En 2021, la Suisse a fait capoter l'accord-cadre prévu avec l'UE, ce qui a poussé cette dernière à exclure notre pays du Forum stratégique européen sur les infrastructures de recherche (ESFRI). Une décision qui heurte jusque dans les hautes sphères des spécialistes en Europe.
Car pour l'élite scientifique européenne, la Suisse ne doit pas être exclue de la recherche. Robert-Jan Smits, président de l'université technique d'Eindhoven (NL) et ancien directeur général pour la recherche et l'innovation de la Commission européenne, a déclaré sur le site sciencebusiness.net: «Je trouve que c'est choquant et que c'est une mauvaise nouvelle pour la science européenne.»
A la botte de la Commission européenne
John Wood, un ancien président de l'ESFRI, qualifie aussi l'exclusion de la Suisse d'«absurde» et «malveillante». Avec le Royaume-Uni, ce sont deux «pays scientifiques importants» qui sont bannis. Dans ces conditions, l'ESFRI ne peut plus prétendre représenter l'infrastructure de recherche européenne.
L'homme reproche à l'organisation d'être passée d'une indépendance vis-à-vis des Etats membres de l'UE, à un organe à la botte de la Commission européenne. «Ce n'est pas aux politiques de décider», a-t-il déclaré. L'ESFRI porte désormais «des jugements au lieu d'être un forum de discussion ouvert.»
John Wood prédit également qu'après le retrait de la Suisse, les discussions sur la recherche se dérouleront dorénavant davantage dans le cadre de bilatérales, et donc en dehors de l'ESFRI. Pour lui, l'organisation «a fait un travail formidable, mais je me demande où elle va aller.»
L'ESFRI a été créé en 2002 pour remplacer un système opaque dans lequel les plus grandes puissances scientifiques de l'UE décidaient à huis clos des besoins en infrastructures.
Le forum réfléchit à une adaptation
Jana Kolar, présidente actuelle de l'ESFRI, a souligné que la coopération en matière de recherche et d'innovation entre l'UE et la Suisse relève des relations internationales et que le retour de la Suisse dans le forum, même en tant qu'observateur, dépendait «de décisions politiques prises au plus haut niveau».
La commissaire européenne à la recherche Mariya Gabriel demande quant à elle que la Suisse s'implique à nouveau dans des discussions plus larges. «Nous sommes impatients de renouveler la participation de la Suisse et de la réintégrer dès que possible à tous les niveaux afin de permettre une coopération plus étroite», indique-t-elle.

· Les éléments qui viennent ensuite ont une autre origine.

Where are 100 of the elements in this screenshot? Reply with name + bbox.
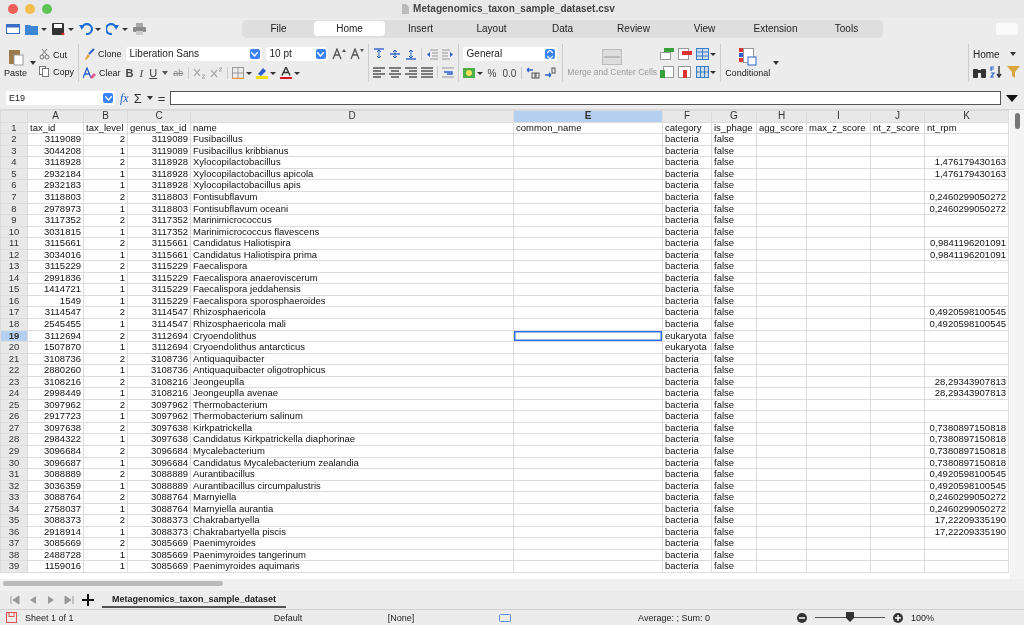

Il est possible qu'un rapprochement se produise bientôt. Selon Mariya Gabriel, l'ESFRI mène actuellement «une réflexion générale sur son travail avec les pays tiers». Les conclusions, qui pourraient également redéfinir les relations avec la Suisse, sont attendues cette année.
La Suisse est un site de recherche important
La Suisse est fortement impliquée dans le paysage des infrastructures de recherche européennes, avec notamment le siège du CERN à Genève. Le pays abrite aussi d'autres infrastructures de pointe, comme les installations de l'Institut Paul Scherrer à Villigen (AG), le Swiss Plasma Center à Lausanne, le Centre suisse de calcul scientifique à Lugano ou encore la station de recherche de haute altitude du Jungfraujoch.
Elle est en outre un membre actif de l'Agence spatiale européenne (ESA), de l'Observatoire européen austral et, en tant que membre fondateur et Etat dépositaire, du Laboratoire européen de biologie moléculaire.